A few examples include:
- You all work for the same employer
- You live in a specific geographic area
- You belong to a specific group or affiliation
Pros and Cons of Credit Unions
- Personalized service – Credit unions work out of one or two branches, usually. All professionals get to know all members. This allows them to provide tailored service for each member rather than a ‘by the book’ service that doesn’t cater to each person’s needs.
- Better interest rates – Most credit unions offer higher APYs on deposit accounts and lower APRs on loans.
- Fewer fees – Most credit unions keep their fees to a minimum to make it more affordable for members to get the financing they need.
- Membership required – Only members may use a credit union. You must be a part of the group or affiliated with a specific organization to join.
- Not as many products – Credit unions offer great products, but the selection is often less than what banks offer.
- Fewer branches – Credit unions often have one branch, making it hard to access your funds.

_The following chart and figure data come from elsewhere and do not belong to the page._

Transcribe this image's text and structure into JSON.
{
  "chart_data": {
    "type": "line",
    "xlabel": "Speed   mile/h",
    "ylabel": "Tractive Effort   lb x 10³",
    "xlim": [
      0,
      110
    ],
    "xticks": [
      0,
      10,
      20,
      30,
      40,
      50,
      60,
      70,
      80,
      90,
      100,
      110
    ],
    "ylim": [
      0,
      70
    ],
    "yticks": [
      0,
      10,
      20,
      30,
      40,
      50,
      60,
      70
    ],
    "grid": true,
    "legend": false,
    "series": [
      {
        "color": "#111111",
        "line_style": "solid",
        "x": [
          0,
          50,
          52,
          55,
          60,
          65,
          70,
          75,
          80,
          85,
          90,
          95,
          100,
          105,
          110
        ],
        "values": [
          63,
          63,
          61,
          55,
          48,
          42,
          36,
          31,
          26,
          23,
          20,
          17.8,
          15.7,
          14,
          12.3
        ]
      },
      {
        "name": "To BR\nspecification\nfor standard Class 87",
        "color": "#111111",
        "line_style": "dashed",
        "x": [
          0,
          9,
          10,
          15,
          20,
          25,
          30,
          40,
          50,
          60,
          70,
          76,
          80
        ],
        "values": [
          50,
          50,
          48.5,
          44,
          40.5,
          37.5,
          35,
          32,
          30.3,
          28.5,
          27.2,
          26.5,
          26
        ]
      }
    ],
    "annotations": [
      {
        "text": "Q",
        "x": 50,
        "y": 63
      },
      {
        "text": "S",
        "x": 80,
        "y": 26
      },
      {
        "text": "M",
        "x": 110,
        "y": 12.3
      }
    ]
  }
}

>> More: Best Bank Accounts to Open
Credit Union FAQs
Can Anyone Join a Credit Union?
No, you must be a part of the group or affiliation a credit union has, but they are getting more widespread today. For example, you may join a credit union because you live in a specific area or are part of a specific affiliation.
Are Credit Unions Safe?
Yes, like banks credit unions are safe. You can conduct your banking transactions and feel comfortable. Most credit unions do not have advanced technological apps like banks, so most of your transactions are done in person, which may make you feel even safer.
How Are Credit Unions Regulated?
The National Credit Union Administration oversees federally insured credit unions, and each state’s department oversees state insured credit unions.

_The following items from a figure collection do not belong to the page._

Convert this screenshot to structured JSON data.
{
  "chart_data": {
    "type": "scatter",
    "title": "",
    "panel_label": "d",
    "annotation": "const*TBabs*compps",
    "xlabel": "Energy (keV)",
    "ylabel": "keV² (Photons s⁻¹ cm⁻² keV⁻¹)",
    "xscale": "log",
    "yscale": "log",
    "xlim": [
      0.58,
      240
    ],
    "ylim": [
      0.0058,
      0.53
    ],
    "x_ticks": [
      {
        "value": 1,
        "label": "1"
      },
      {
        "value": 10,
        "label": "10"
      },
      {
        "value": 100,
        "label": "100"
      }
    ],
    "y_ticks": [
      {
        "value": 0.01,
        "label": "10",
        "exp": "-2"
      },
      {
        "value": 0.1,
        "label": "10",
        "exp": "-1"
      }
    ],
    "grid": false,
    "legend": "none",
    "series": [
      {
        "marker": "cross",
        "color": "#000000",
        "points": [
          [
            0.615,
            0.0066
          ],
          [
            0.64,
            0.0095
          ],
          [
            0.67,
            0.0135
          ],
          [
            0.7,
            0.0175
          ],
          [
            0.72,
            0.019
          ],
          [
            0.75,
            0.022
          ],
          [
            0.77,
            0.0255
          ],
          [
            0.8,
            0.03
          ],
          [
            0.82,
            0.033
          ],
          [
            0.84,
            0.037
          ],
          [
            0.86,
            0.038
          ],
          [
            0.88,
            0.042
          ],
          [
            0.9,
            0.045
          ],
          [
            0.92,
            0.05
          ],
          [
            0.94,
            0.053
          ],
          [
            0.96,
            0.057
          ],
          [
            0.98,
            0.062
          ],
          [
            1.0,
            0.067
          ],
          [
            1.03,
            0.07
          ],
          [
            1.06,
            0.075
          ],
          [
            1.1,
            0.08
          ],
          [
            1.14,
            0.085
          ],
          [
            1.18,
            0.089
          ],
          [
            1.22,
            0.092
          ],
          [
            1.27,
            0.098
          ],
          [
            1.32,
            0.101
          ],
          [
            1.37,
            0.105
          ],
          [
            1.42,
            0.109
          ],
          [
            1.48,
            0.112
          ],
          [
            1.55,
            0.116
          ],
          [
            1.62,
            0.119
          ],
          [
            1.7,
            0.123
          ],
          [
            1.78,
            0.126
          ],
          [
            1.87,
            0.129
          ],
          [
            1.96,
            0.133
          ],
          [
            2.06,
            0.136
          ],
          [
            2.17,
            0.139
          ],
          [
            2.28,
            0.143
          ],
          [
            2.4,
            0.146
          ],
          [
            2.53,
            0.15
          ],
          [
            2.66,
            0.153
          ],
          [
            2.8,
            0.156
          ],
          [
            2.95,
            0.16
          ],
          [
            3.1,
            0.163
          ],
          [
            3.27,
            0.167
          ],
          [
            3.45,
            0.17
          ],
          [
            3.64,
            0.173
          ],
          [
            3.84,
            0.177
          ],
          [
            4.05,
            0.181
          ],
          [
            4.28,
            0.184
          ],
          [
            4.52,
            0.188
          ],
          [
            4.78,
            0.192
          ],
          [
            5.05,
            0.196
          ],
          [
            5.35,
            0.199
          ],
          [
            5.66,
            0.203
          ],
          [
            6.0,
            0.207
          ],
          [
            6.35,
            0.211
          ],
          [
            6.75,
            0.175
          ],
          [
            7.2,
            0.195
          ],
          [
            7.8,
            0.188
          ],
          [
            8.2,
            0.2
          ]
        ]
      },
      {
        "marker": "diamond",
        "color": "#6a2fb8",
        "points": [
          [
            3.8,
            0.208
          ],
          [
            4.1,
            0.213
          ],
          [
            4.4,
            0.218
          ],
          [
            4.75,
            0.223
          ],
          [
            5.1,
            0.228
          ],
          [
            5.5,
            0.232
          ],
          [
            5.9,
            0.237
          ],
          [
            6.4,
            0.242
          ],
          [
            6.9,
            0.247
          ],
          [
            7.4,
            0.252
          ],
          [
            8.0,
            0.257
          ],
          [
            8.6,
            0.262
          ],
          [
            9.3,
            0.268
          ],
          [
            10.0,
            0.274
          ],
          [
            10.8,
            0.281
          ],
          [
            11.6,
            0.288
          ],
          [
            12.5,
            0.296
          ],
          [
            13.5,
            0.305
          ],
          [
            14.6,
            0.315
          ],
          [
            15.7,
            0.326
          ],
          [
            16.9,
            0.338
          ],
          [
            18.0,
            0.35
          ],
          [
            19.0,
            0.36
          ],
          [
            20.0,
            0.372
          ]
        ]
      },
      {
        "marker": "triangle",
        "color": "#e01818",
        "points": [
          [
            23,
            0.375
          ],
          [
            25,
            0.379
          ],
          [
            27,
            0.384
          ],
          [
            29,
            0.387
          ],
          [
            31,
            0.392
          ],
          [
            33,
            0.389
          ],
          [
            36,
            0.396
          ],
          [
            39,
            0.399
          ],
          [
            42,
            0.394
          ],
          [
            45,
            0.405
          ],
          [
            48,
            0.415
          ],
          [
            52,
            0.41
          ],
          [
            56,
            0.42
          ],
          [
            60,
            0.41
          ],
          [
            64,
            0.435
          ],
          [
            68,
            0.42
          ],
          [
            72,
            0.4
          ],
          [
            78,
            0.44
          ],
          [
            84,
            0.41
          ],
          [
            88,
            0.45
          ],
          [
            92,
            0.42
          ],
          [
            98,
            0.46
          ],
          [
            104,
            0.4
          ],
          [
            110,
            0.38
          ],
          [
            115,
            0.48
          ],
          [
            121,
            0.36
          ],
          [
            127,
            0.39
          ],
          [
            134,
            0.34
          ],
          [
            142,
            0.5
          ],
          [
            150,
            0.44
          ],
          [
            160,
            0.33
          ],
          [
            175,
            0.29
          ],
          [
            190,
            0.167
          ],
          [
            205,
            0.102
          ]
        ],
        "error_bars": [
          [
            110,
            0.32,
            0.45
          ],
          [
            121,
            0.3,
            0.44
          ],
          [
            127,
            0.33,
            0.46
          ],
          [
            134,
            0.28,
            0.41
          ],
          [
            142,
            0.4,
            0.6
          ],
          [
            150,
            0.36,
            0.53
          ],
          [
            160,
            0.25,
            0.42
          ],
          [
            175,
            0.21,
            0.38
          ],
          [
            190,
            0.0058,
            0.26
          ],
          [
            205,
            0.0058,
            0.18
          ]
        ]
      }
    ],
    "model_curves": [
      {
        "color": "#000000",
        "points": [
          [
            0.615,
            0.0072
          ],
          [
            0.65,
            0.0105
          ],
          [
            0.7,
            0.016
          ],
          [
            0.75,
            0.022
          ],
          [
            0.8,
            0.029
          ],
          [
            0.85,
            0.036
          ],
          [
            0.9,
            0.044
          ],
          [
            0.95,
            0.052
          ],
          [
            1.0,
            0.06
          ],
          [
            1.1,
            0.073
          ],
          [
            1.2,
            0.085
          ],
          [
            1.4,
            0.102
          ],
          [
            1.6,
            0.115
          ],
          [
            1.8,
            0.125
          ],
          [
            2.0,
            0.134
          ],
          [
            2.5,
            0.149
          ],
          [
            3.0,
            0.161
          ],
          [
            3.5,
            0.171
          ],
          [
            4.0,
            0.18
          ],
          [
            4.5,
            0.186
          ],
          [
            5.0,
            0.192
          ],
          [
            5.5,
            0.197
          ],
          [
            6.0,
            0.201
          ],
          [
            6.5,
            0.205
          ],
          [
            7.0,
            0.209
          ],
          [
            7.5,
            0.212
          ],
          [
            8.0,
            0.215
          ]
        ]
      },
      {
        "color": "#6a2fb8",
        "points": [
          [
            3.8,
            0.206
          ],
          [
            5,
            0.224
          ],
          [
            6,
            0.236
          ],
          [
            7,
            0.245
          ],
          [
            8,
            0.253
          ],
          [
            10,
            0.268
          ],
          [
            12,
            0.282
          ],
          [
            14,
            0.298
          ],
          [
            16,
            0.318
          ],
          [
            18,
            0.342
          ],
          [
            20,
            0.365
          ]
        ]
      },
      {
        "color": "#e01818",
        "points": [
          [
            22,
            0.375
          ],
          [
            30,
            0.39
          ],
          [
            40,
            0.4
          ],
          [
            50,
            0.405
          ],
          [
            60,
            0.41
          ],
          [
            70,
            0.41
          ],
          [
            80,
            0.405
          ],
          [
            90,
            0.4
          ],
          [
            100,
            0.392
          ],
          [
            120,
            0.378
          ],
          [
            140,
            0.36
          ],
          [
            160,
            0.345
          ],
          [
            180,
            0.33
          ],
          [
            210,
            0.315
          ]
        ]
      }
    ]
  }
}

Are Credit Unions FDIC Insured?
Like banks, credit unions carry insurance, but the National Credit Union Administration insures the accounts rather than FDIC insurance. Like banks, each account is insured up to $250,000.
What is the National Credit Union Administration?
The National Credit Union Administration (NCUA) oversees deposits at federally insured credit unions. They protect the members of the credit union, ensuring that their money is safe.
Are Credit Unions Insured?
Yes, credit unions are insured by the National Credit Union Administration.
Bottom Line: What Is a Credit Union?
A credit union is a member-owned financial institution that looks out for its members. Most people enjoy credit unions for the higher savings rates and lower loan rates and fees.
As a member, you get a say in how the bank operates and the satisfaction of knowing you aren’t paying to keep the shareholders happy since, as a member, you are one of them.